Spent the last week on odds and ends getting the F100 ready for the road.

. Picked up a set of wheels and tires off a '94 F150 at the junk yard. Only planned to get one wheel/tire for a spare but got the set of four with lots of tread for $125. The tires on the F100 must be going on 20 years old so I don't trust them. I should have checked the sizes of the replacements more carefully. :oops: Got 3 235X75X15s and 1 204X70X15. I'll see if I can get an exchange for another 235X75. That put a wrinkle in my plan for no mounting and balancing required.

. Picked up a brake system warning light. Before installing it, the switch in the distribution block was checked and the plunger must be offset. :( I'll ask WXO to help me bleed off some fluid, back then front, to get the plunger centered.

. The junk yard has a pair of 6-cyl engine frame stands for the F100. They'll be needed when the '81 6-cyl is swapped into the F100. Still need to find the small block Ford engine frame stands for the '81 F150.

. Lois helped me install the hood today. That's a heavy hood that spans the entire front end but we managed.

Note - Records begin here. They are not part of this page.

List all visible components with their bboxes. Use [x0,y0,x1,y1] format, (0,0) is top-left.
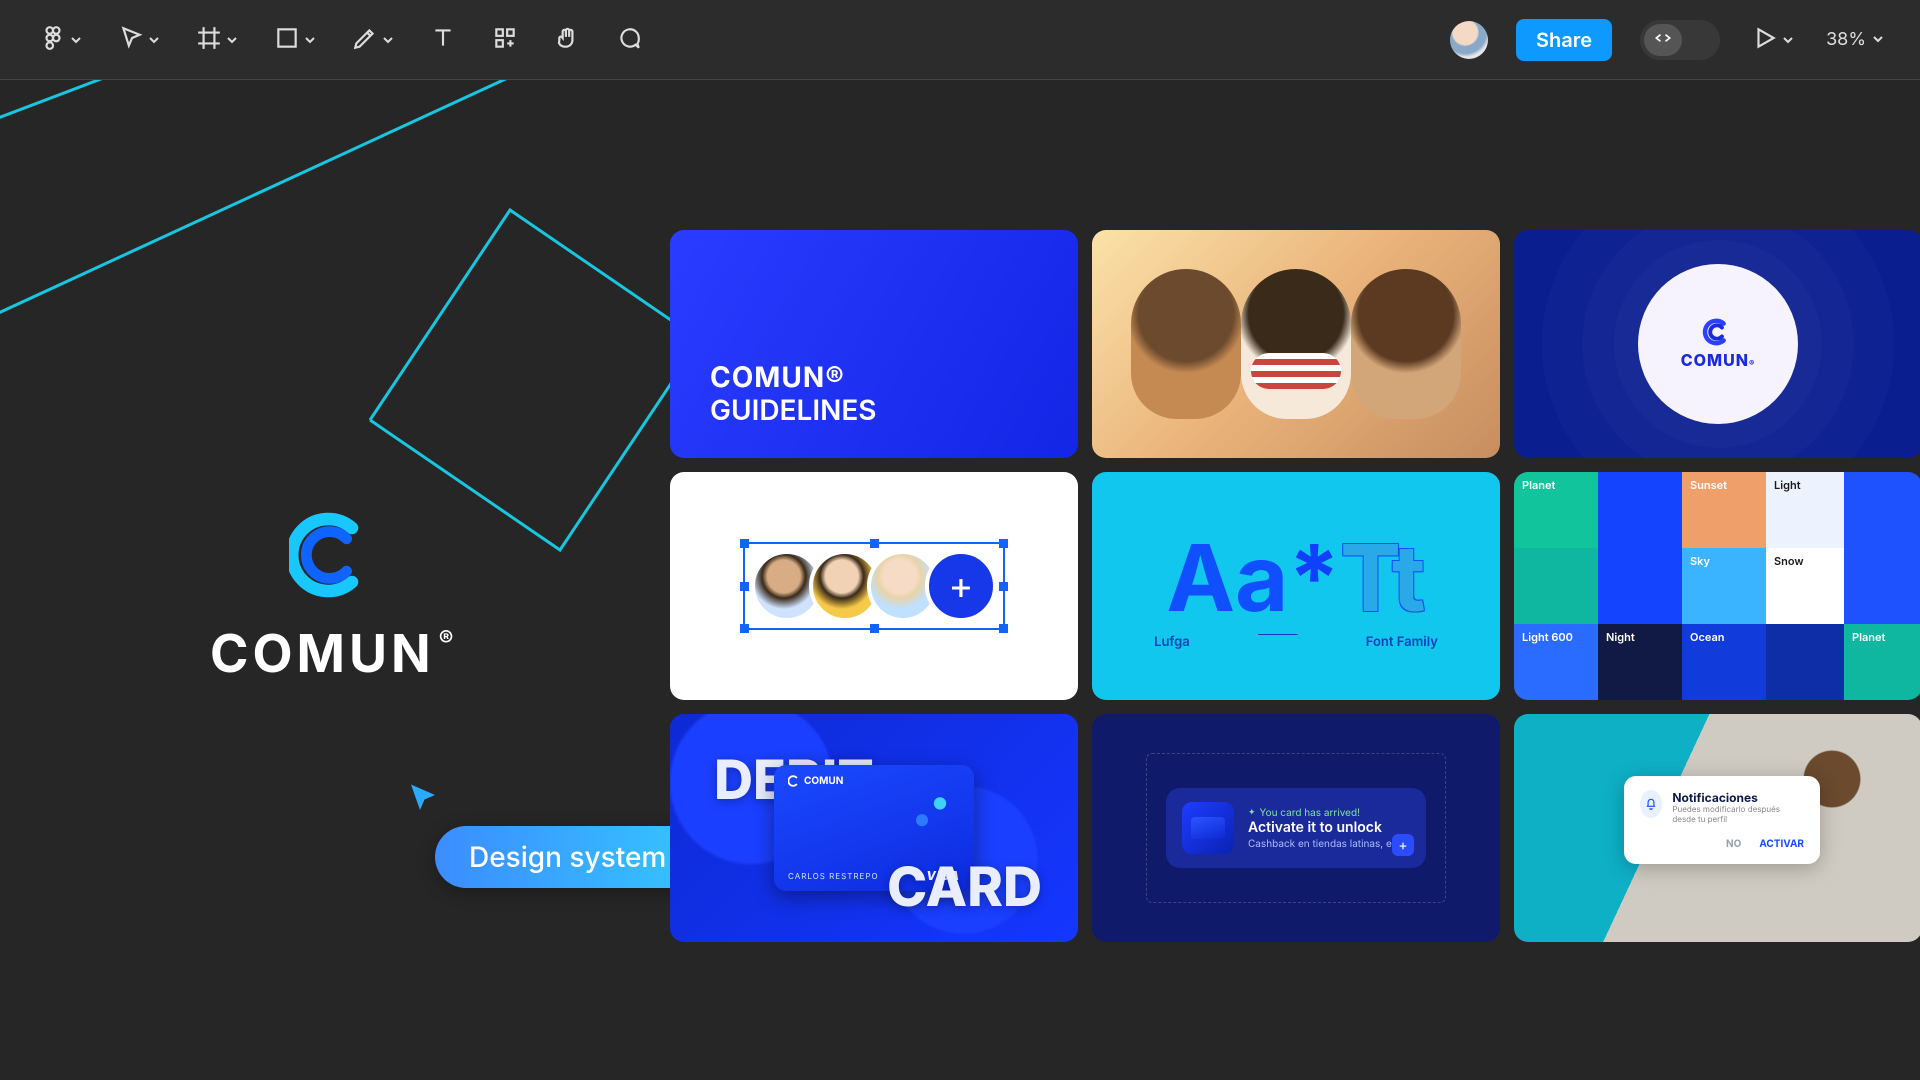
swatch-sunset: Sunset [1682,472,1766,548]
add-avatar-button: + [925,550,997,622]
permission-modal: Notificaciones Puedes modificarlo despué… [1624,776,1820,864]
collaborator-cursor: Design system [405,780,700,888]
chevron-down-icon [148,30,160,50]
artboard-logo-mark[interactable]: COMUN® [1514,230,1920,458]
chevron-down-icon [70,30,82,50]
logo-wordmark: COMUN® [1681,350,1756,370]
photo-person [1351,269,1461,419]
swatch-ocean: Ocean [1682,624,1766,700]
modal-no-button: NO [1726,838,1741,850]
brand-logo-frame[interactable]: COMUN® [210,510,457,685]
card-thumb-icon [1182,802,1234,854]
swatch-light: Light [1766,472,1844,548]
artboard-guidelines[interactable]: COMUN® GUIDELINES [670,230,1078,458]
selection-frame: + [743,542,1005,630]
guidelines-title: COMUN® GUIDELINES [710,361,877,428]
cursor-pointer-icon [405,800,441,820]
present-button[interactable] [1748,20,1798,60]
notif-title: Activate it to unlock [1248,819,1410,836]
chevron-down-icon [1872,29,1884,50]
frame-tool-button[interactable] [192,20,242,60]
share-button[interactable]: Share [1516,19,1612,61]
swatch-navy [1766,624,1844,700]
chevron-down-icon [1782,30,1794,50]
notification-card: You card has arrived! Activate it to unl… [1166,788,1426,868]
collaborator-label: Design system [435,826,700,888]
swatch-planet: Planet [1844,624,1920,700]
resources-tool-button[interactable] [488,20,522,60]
rectangle-icon [274,25,300,55]
user-avatar[interactable] [1450,21,1488,59]
type-caption: Lufga Font Family [1154,634,1438,650]
artboard-notification-dark[interactable]: You card has arrived! Activate it to unl… [1092,714,1500,942]
zoom-value: 38% [1826,29,1866,50]
pen-tool-button[interactable] [348,20,398,60]
artboard-debit-card[interactable]: DEBIT COMUN CARLOS RESTREPO VISA CARD [670,714,1078,942]
dev-mode-toggle[interactable] [1640,20,1720,60]
design-canvas[interactable]: COMUN® Design system COMUN® GUIDELINES [0,80,1920,1080]
artboard-typography[interactable]: Aa*Tt Lufga Font Family [1092,472,1500,700]
swatch-light600: Light 600 [1514,624,1598,700]
swatch-snow: Snow [1766,548,1844,624]
components-icon [492,25,518,55]
notif-banner: You card has arrived! [1248,807,1410,819]
modal-title: Notificaciones [1672,790,1804,805]
frame-icon [196,25,222,55]
swatch-planet: Planet [1514,472,1598,548]
text-tool-button[interactable] [426,20,460,60]
card-word-card: CARD [887,855,1042,920]
chevron-down-icon [382,30,394,50]
text-icon [430,25,456,55]
move-tool-button[interactable] [114,20,164,60]
brand-mark-icon [1701,318,1735,350]
brand-mark-icon [289,510,379,600]
comment-icon [616,25,642,55]
hand-tool-button[interactable] [550,20,584,60]
modal-subtitle: Puedes modificarlo después desde tu perf… [1672,805,1804,824]
notif-plus-button: + [1392,834,1414,856]
figma-logo-icon [40,25,66,55]
notif-subtitle: Cashback en tiendas latinas, etc... [1248,838,1410,850]
artboard-color-palette[interactable]: Planet Sunset Light Sky Snow Light 600 N… [1514,472,1920,700]
hand-icon [554,25,580,55]
cursor-icon [118,25,144,55]
top-toolbar: Share 38% [0,0,1920,80]
photo-person [1241,269,1351,419]
code-icon [1653,28,1673,52]
shape-tool-button[interactable] [270,20,320,60]
artboard-people-photo[interactable] [1092,230,1500,458]
swatch-sky: Sky [1682,548,1766,624]
photo-person [1131,269,1241,419]
logo-disc: COMUN® [1638,264,1798,424]
modal-activate-button: ACTIVAR [1759,838,1804,850]
bell-icon [1640,790,1662,818]
artboard-avatar-component[interactable]: + [670,472,1078,700]
artboard-grid: COMUN® GUIDELINES COMUN® [670,230,1920,942]
swatch-blue [1598,472,1682,624]
swatch-night: Night [1598,624,1682,700]
chevron-down-icon [226,30,238,50]
swatch-blue [1844,472,1920,624]
brand-wordmark: COMUN® [210,622,457,685]
swatch-teal [1514,548,1598,624]
comment-tool-button[interactable] [612,20,646,60]
zoom-dropdown[interactable]: 38% [1826,29,1884,50]
chevron-down-icon [304,30,316,50]
dashed-container: You card has arrived! Activate it to unl… [1146,753,1446,903]
pen-icon [352,25,378,55]
play-icon [1752,25,1778,55]
type-sample: Aa*Tt [1166,523,1425,634]
figma-menu-button[interactable] [36,20,86,60]
artboard-notification-lifestyle[interactable]: Notificaciones Puedes modificarlo despué… [1514,714,1920,942]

. I don't know what happened to the driven speedometer gear off the old, broken speedo cable?? The gear and the clip to hold it on are not there. Installed a new cable and gear, without the clip, to see if the speedometer works with previously unused drive gear and replacement driven gear. It does. :D Also got the gear back out of the tail housing, with no clip to hold it in place, without losing it inside the tail housing. 8) Now I'll have to get a check on speedo accuracy and maybe get a different size driven gear. They're cheap. :mrgreen: A clip is on order -- should have it this week.

. Put another 3-4 gallons of gas in the tank to ensure it won't run out on a test drive, installed a bunch of wire looms and tape to neaten up the wires a bit, made a sheet metal patch to cover the hole in the firewall where the clutch rod was, checked the grease level in the rear end, washed it, removed remnants of the old exhaust system, etc., etc., etc.

The transmission still has a leak. I'm hoping it will be slow enough that fixing it can be put off till the engine and trans are swapped into the '81 F150. If we take it to the drag strip, I'll have to fix the leak first.